I have been actively seeking out learning opportunities for myself to satisfy a lockdown generated desire to further develop my teaching practice.
For a long time, TECHE blog posts have been providing us with inspiration and resources to support our teaching, and over the last two months, these have been even more valuable. They are providing a connection to colleagues’ ideas and experiences which is a nice distraction from my teaching responsibilities this semester.
This recent post on workshops, programs, resources, and communities of practice was a timely call to action. I enrolled in the Contemporary Approaches to University Teaching course, facilitated by Agnes Bosanquet and Marina Harvey, and joined workshops, seminars and meetings sharing teaching ideas. My participation in these learning experiences has given me pause to think about what it is that I enjoy about learning and what motivates me to do it. This in turn had led me to reflect on my own students and their participation in my units.

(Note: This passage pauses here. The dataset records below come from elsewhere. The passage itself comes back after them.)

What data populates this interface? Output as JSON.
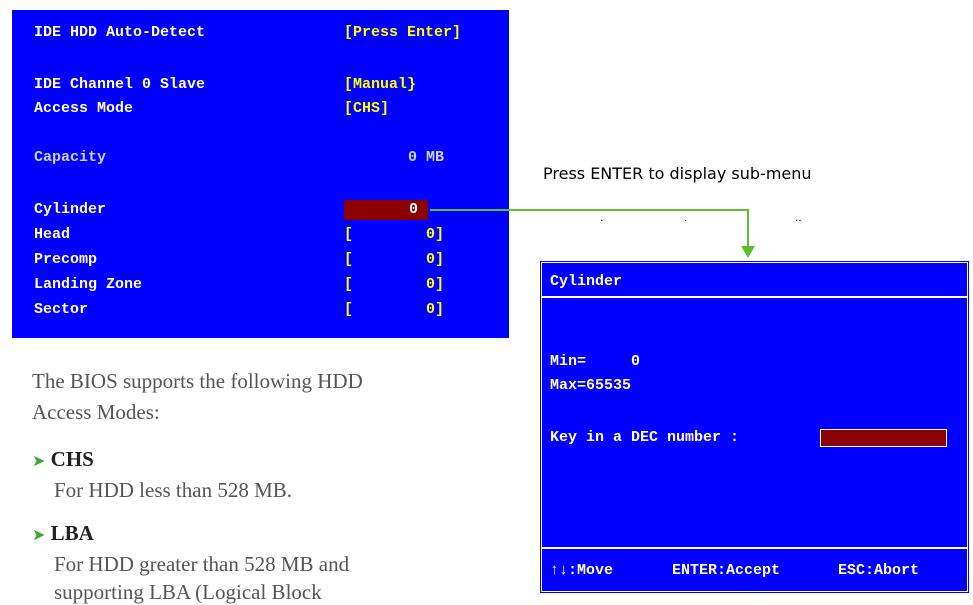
{
  "bios_panel": {
    "auto_detect": {
      "label": "IDE HDD Auto-Detect",
      "value": "[Press Enter]"
    },
    "channel": {
      "label": "IDE Channel 0 Slave",
      "value": "[Manual}"
    },
    "access_mode": {
      "label": "Access Mode",
      "value": "[CHS]"
    },
    "capacity": {
      "label": "Capacity",
      "value": "0 MB"
    },
    "cylinder": {
      "label": "Cylinder",
      "value": "0"
    },
    "head": {
      "label": "Head",
      "bracket": "[",
      "value": "0]"
    },
    "precomp": {
      "label": "Precomp",
      "bracket": "[",
      "value": "0]"
    },
    "landing_zone": {
      "label": "Landing Zone",
      "bracket": "[",
      "value": "0]"
    },
    "sector": {
      "label": "Sector",
      "bracket": "[",
      "value": "0]"
    }
  },
  "callout": {
    "text": "Press ENTER to display sub-menu",
    "dots": [
      ".",
      ".",
      ".."
    ]
  },
  "popup": {
    "title": "Cylinder",
    "min_line": "Min=     0",
    "max_line": "Max=65535",
    "prompt": "Key in a DEC number :",
    "footer": {
      "move": "↑↓:Move",
      "accept": "ENTER:Accept",
      "abort": "ESC:Abort"
    }
  },
  "document": {
    "intro_line1": "The BIOS supports the following HDD",
    "intro_line2": "Access Modes:",
    "modes": [
      {
        "name": "CHS",
        "desc": "For HDD less than 528 MB."
      },
      {
        "name": "LBA",
        "desc": "For HDD greater than 528 MB and",
        "desc2": "supporting LBA (Logical Block"
      }
    ]
  },
  "colors": {
    "bios_bg": "#0000ff",
    "value_yellow": "#ffff00",
    "selection_red": "#8b0000",
    "arrow_green": "#5cc030"
  }
}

Being a teacher in the role of a student I observed that my motivation to participate and to be engaged was not to succeed in an end-of-module quiz or an assessment task but the act of learning itself. This led me to reflect on the experience of my students six weeks into this (difficult) semester. My fourth-year planning students have all been attending our three hour scheduled Zoom classes and staying engaged and motivated each week by actively participating. They want to be there rather than (just) having to be there.
The parallels between my observations of their behaviour and my own learning experiences mean I have a greater empathy with, and understanding of, why we learn and what’s needed to keep us as students participating more fully. As a student of teaching it has been a ‘lightbulb’ moment of understanding that learning can be a joy in itself. This is a great motivation to develop my teaching further to support more varied and engaging learning experiences for my students.
So have a go – keep your eyes peeled for opportunities. I recently attended a workshop on team-based learning presented by experts Professor Panos Vlachopoulos and A/Prof Andrew McGregor and it was a blast!